No more excuses, Mr Eustice! Call for EA cuts to be restored

Giving evidence to the Environmental Audit Committee (23rd June), Sir James Bevan, CEO of the Environment Agency, called on the government and George Eustice, Defra Secretary of State, to restore the cuts inflicted on the agency since 2010.

As part of our Anglers Against Pollution campaign, the Angling Trust is demanding the EA grant be restored to the £210 million per year level, reversing the two thirds cut in funding since 2010 – and now, not at some ill-defined point in the future. George Eustice and the government need to stop making promises and reassuring us they care for the environment – they need to act.

Stuart Singleton-White, Head of Campaigns at the Angling Trust, said:

“I’m pleased to hear the CEO of the Environment Agency being so clear about the devastating impact these draconian cuts have had, not only on his organisation’s capacity to do its job, but on our rivers and waters and the fish and biodiversity within them.

“As anglers, we see the real consequences of these cuts every day. Rivers dying in front of our eyes, fish populations falling, raw sewage and wet wipes floating by, algae-blooms, and run off from poorly managed farmland. But when we report this, our horror turns to frustration. Most of the time the Environment Agency do precisely nothing.”

These devastating cuts, two-thirds since 2010, allows polluters to act with impunity. On average, a farm will get a visit once every 200 years. And when action is taken, too often the agency don’t prosecute, preferring instead to rely on enforcement undertakings rather than court action. Too often these undertakings (payments) do not act as a deterrence and are no more than it would cost to clear up the pollution.

Singleton-White said: “Both the government and the Environment Agency need to do much more to send a clear message to polluters that we won’t allow them to wreak such damage to our environment. They need to take firm action, and that means we need to see polluters in court, we need to see fines issued, we need to see a strong deterrence that polluters will take note of. Polluters must fear that if they don’t change their behaviour, they, not us, will pay the price.”

Sir James admitted that the cuts have impacted on the agency’s ability to properly monitor our rivers and the polluters who do so much damage, telling the committee: “It is having an effect on our ability to know what is going on and to act effectively.”

While the restoration of the £210 million will help, the Angling Trust has been arguing that the monitoring system has fundamental flaws that need to be sorted. An over reliance on random spot sampling, not enough continuous monitoring, clear evidence that water companies have mis-reported or not reported through the self-reporting process, and inadequacies of the event duration monitoring, which fails to tell a full picture of what is happening.

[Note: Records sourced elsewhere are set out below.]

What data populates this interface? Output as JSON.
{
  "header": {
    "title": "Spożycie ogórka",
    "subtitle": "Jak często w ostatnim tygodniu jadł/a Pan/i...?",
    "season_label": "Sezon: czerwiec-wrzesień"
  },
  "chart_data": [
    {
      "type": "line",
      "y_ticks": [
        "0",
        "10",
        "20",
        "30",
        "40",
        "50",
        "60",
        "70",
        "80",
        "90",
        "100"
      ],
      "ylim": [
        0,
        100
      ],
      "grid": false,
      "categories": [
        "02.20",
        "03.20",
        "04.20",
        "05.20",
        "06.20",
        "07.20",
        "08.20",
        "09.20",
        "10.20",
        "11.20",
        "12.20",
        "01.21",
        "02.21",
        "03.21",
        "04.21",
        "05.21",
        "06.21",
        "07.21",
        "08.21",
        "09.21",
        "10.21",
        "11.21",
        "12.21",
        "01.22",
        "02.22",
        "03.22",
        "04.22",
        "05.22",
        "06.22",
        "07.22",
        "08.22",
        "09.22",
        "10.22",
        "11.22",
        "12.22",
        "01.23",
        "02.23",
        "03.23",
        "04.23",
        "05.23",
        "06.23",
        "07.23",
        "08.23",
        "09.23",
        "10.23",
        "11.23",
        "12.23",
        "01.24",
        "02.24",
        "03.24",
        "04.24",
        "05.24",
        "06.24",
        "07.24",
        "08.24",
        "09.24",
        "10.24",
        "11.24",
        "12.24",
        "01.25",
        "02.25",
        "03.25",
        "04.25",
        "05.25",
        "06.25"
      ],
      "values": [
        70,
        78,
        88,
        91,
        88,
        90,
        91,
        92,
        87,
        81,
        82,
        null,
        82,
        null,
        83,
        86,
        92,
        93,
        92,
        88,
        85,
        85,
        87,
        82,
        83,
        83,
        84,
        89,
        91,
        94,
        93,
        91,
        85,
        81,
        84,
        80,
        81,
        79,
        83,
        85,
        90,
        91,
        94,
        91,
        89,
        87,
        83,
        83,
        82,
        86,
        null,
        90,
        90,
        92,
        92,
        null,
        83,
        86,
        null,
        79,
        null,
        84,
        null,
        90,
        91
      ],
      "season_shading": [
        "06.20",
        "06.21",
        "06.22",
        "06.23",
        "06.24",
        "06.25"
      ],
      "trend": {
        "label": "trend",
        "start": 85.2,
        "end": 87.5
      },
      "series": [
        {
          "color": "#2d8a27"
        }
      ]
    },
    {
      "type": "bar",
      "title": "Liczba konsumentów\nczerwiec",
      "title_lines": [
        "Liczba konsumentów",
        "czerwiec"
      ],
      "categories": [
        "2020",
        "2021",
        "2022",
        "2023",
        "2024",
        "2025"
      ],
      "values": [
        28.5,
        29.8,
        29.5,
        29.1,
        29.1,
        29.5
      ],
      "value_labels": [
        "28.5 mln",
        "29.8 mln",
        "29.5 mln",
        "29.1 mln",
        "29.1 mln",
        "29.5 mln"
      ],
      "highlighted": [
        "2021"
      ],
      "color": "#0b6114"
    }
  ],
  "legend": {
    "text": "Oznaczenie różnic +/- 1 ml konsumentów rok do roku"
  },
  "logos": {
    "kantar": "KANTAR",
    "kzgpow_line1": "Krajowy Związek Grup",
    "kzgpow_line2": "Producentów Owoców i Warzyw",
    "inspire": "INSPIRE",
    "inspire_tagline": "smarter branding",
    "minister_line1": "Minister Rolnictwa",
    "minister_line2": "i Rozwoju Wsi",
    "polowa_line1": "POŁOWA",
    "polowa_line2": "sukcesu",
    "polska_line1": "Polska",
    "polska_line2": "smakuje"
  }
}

Globally, freshwater species populations have declined by 83% since 1970, according to WWF. If this government is serious about protecting our rivers and waters, as part of its stated commitment to protect 30% of land and sea by 2030, restated at the recent G7 meeting in Carbis Bay, then it has to act now. Nothing short of properly funding the regulator charged with protecting our freshwater environment will do. Once this happens, the Environment Agency need to act decisively, get boots on the ground and show us all that they can reverse the trend of decline that has happened on their watch.